The new tax law also introduces an online Personal Income Tax Calculator to help workers easily determine their monthly tax obligations.
Understanding income tax calculator
The Personal Income Tax (PIT) calculator, developed by the Presidential Fiscal Policy and Tax Reforms Committee, provides a practical tool to help Nigerians understand how the new tax laws affect their income.
The calculator allows users to input their gross annual income and select deductions such as pension, National Housing Fund (NHF), National Health Insurance Scheme (NHIS), insurance premiums, and rent to compare their tax liabilities under both the old and new tax regimes.
It then automatically computes the total tax payable, effective tax rate, and net income. For everyday earners, this makes it easier to understand how tax brackets work in practice.
For the first time, wage earners can compare side-by-side how much they will owe under both systems. The broader N800,000 tax exemption means that many low-income earners will now fall completely outside the tax net, while middle- and high-income earners will see more structured and progressive rates applied to their income.
For businesses, the tool also helps employers assess the potential impact on payroll planning. By knowing how much employees are likely to take home under the new rules, companies can make informed decisions on salary structuring, staff benefits, and tax compliance strategies.
How PAYE works in Nigeria
The Pay-As-You-Earn (PAYE) system is one of the main channels through which individuals pay taxes in Nigeria. It is administered by the Federal Inland Revenue Service (FIRS) through the relevant State Internal Revenue Services (SIRS), depending on the taxpayer’s state of residence.
Personal Income Tax (PIT) in Nigeria is governed by two key legislations — the Personal Income Tax (Amendment) Act 2011 and the Finance Act 2020, which took effect on January 1, 2021.
An employee’s gross emolument includes all forms of compensation such as salary, bonuses, fees, and benefits received in the course of employment.
However, certain allowances and reliefs are not taxable and can be used to reduce taxable income.
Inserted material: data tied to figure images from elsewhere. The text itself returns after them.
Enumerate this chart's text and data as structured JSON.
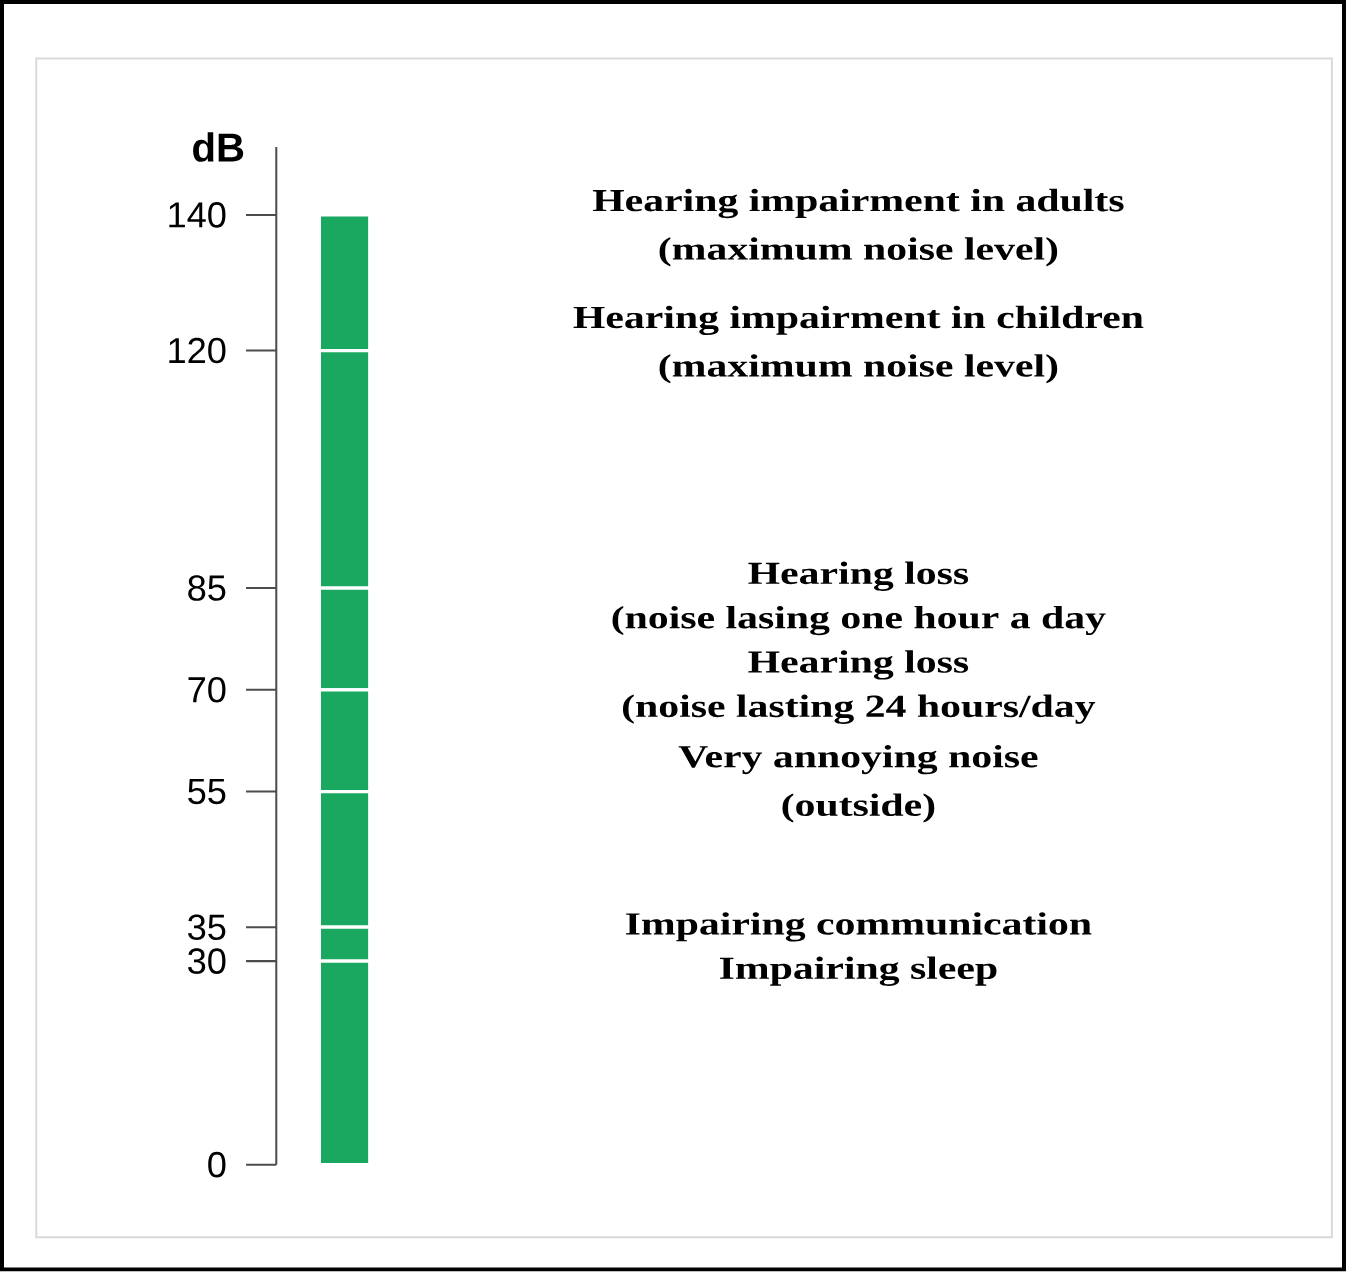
{
  "chart_data": {
    "type": "bar",
    "stacked": true,
    "ylabel": "dB",
    "categories": [
      null
    ],
    "series": [
      {
        "color": "#1aa760",
        "values": [
          30
        ]
      },
      {
        "color": "#1aa760",
        "values": [
          5
        ]
      },
      {
        "color": "#1aa760",
        "values": [
          20
        ]
      },
      {
        "color": "#1aa760",
        "values": [
          15
        ]
      },
      {
        "color": "#1aa760",
        "values": [
          15
        ]
      },
      {
        "color": "#1aa760",
        "values": [
          35
        ]
      },
      {
        "color": "#1aa760",
        "values": [
          20
        ]
      }
    ],
    "ylim": [
      0,
      150
    ],
    "yticks": [
      0,
      30,
      35,
      55,
      70,
      85,
      120,
      140
    ],
    "annotations": [
      "Hearing impairment in adults",
      "(maximum noise level)",
      "Hearing impairment in children",
      "(maximum noise level)",
      "Hearing loss",
      "(noise lasing one hour a day",
      "Hearing loss",
      "(noise lasting 24 hours/day",
      "Very annoying noise",
      "(outside)",
      "Impairing communication",
      "Impairing sleep"
    ]
  }
}
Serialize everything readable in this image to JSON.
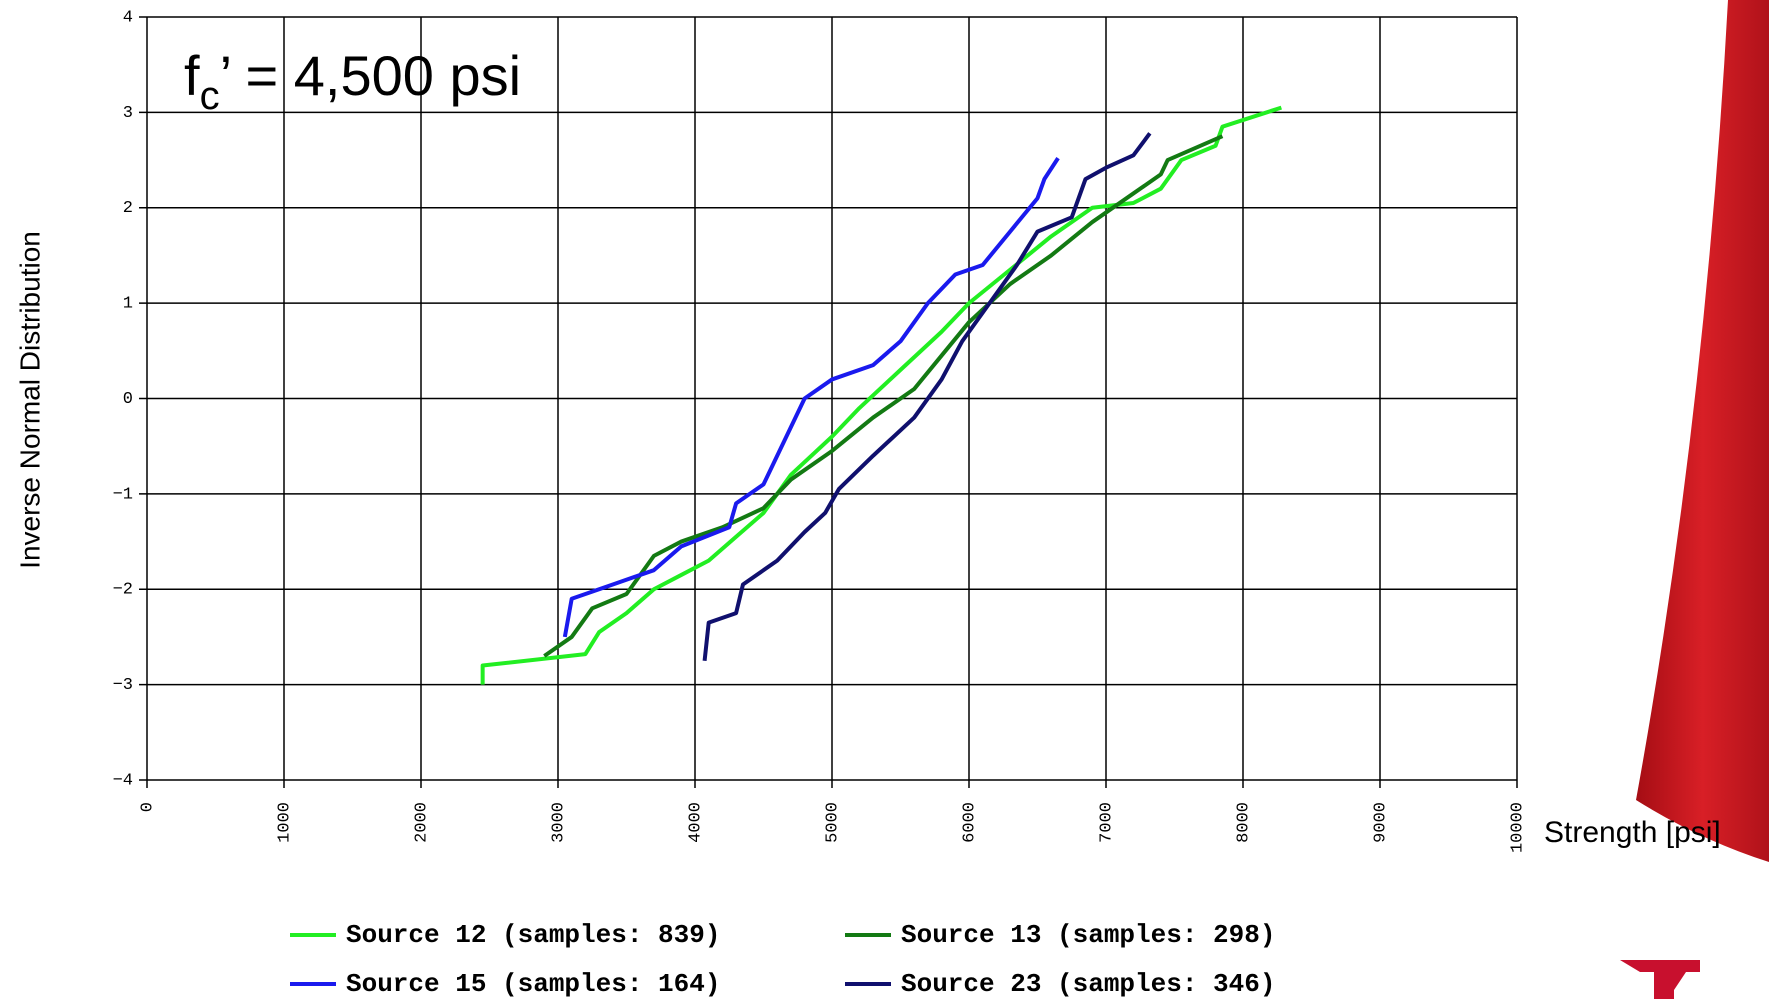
{
  "chart_data": {
    "type": "line",
    "annotation": {
      "main": "f",
      "sub": "c",
      "rest": "’ =  4,500 psi"
    },
    "xlabel": "Strength [psi]",
    "ylabel": "Inverse Normal Distribution",
    "xlim": [
      0,
      10000
    ],
    "xticks": [
      0,
      1000,
      2000,
      3000,
      4000,
      5000,
      6000,
      7000,
      8000,
      9000,
      10000
    ],
    "ylim": [
      -4,
      4
    ],
    "yticks": [
      {
        "value": -4,
        "label": "−4"
      },
      {
        "value": -3,
        "label": "−3"
      },
      {
        "value": -2,
        "label": "−2"
      },
      {
        "value": -1,
        "label": "−1"
      },
      0,
      1,
      2,
      3,
      4
    ],
    "grid": true,
    "legend": "bottom",
    "series": [
      {
        "name": "Source 12 (samples: 839)",
        "color": "#22ee22",
        "x": [
          2450,
          2450,
          3200,
          3300,
          3500,
          3700,
          3900,
          4100,
          4300,
          4500,
          4700,
          5000,
          5200,
          5500,
          5800,
          6000,
          6300,
          6600,
          6900,
          7200,
          7400,
          7550,
          7800,
          7850,
          8280
        ],
        "values": [
          -3.0,
          -2.8,
          -2.68,
          -2.45,
          -2.25,
          -2.0,
          -1.85,
          -1.7,
          -1.45,
          -1.2,
          -0.8,
          -0.4,
          -0.1,
          0.3,
          0.7,
          1.0,
          1.35,
          1.7,
          2.0,
          2.05,
          2.2,
          2.5,
          2.65,
          2.85,
          3.05
        ]
      },
      {
        "name": "Source 13 (samples: 298)",
        "color": "#137a13",
        "x": [
          2900,
          3100,
          3250,
          3500,
          3700,
          3900,
          4200,
          4500,
          4700,
          5000,
          5300,
          5600,
          5800,
          6000,
          6300,
          6600,
          6900,
          7200,
          7400,
          7450,
          7850
        ],
        "values": [
          -2.7,
          -2.5,
          -2.2,
          -2.05,
          -1.65,
          -1.5,
          -1.35,
          -1.15,
          -0.85,
          -0.55,
          -0.2,
          0.1,
          0.45,
          0.8,
          1.2,
          1.5,
          1.85,
          2.15,
          2.35,
          2.5,
          2.75
        ]
      },
      {
        "name": "Source 15 (samples: 164)",
        "color": "#1a1aee",
        "x": [
          3050,
          3100,
          3400,
          3700,
          3900,
          4250,
          4300,
          4500,
          4600,
          4700,
          4800,
          5000,
          5300,
          5500,
          5700,
          5900,
          6100,
          6300,
          6500,
          6550,
          6650
        ],
        "values": [
          -2.5,
          -2.1,
          -1.95,
          -1.8,
          -1.55,
          -1.35,
          -1.1,
          -0.9,
          -0.6,
          -0.3,
          0.0,
          0.2,
          0.35,
          0.6,
          1.0,
          1.3,
          1.4,
          1.75,
          2.1,
          2.3,
          2.52
        ]
      },
      {
        "name": "Source 23 (samples: 346)",
        "color": "#10106e",
        "x": [
          4070,
          4100,
          4300,
          4350,
          4600,
          4800,
          4950,
          5050,
          5300,
          5600,
          5800,
          5950,
          6150,
          6350,
          6500,
          6750,
          6850,
          7000,
          7200,
          7320
        ],
        "values": [
          -2.75,
          -2.35,
          -2.25,
          -1.95,
          -1.7,
          -1.4,
          -1.2,
          -0.95,
          -0.6,
          -0.2,
          0.2,
          0.6,
          1.0,
          1.4,
          1.75,
          1.9,
          2.3,
          2.42,
          2.55,
          2.78
        ]
      }
    ]
  }
}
These include consolidated relief allowance, gratuities, contributions to approved pension funds, and premiums on life insurance policies.
New tax law provides clarity, not higher taxes — Oyedele
The Chairman of the Presidential Fiscal Policy and Tax Reforms Committee, Taiwo Oyedele, has clarified that Nigeria’s new tax laws do not introduce fresh taxes but rather provide clarity on existing provisions.
Speaking during an engagement with journalists and influencers, Oyedele explained that income earned from virtual assets, including cryptocurrency, has always been taxable under the Personal Income Tax Act. The new laws, he said, merely clarify and streamline the framework for compliance.
“There is no imposition of tax on individuals who were not previously taxable,” Oyedele said.
“Online content creators, influencers, income from virtual assets, and other income-generating activities have always been subject to tax. What the new laws do is provide clarity and ensure fairness, such as allowing deductions for losses where applicable.”
Oyedele also highlighted the administration’s ongoing efforts to simplify Nigeria’s tax system.
“We are reducing over 60 different taxes and levies to fewer than 10,” he said, noting that the goal is to ease compliance and eliminate multiple charges.
The committee chairman further disclosed that high-income earners—representing the top 3% of Nigeria’s population—will now pay up to 25% of their income as tax.
However, Nigerians earning the national minimum wage of N70,000 per month, as approved by President Bola Tinubu in 2024, will be exempted from personal income tax.
Oyedele emphasised that the reform is designed to ease the tax burden on ordinary citizens while ensuring wealthier individuals make a fair contribution to national development.
“The objectives of the reforms have been clear from the very beginning: reduce the tax burden on the masses, harmonise and simplify tax rules to address the multiplicity of taxes, and promote a modern, business-friendly and globally competitive tax system.
“Our approach is people-centric, growth-focused, and efficiency-driven,” he said.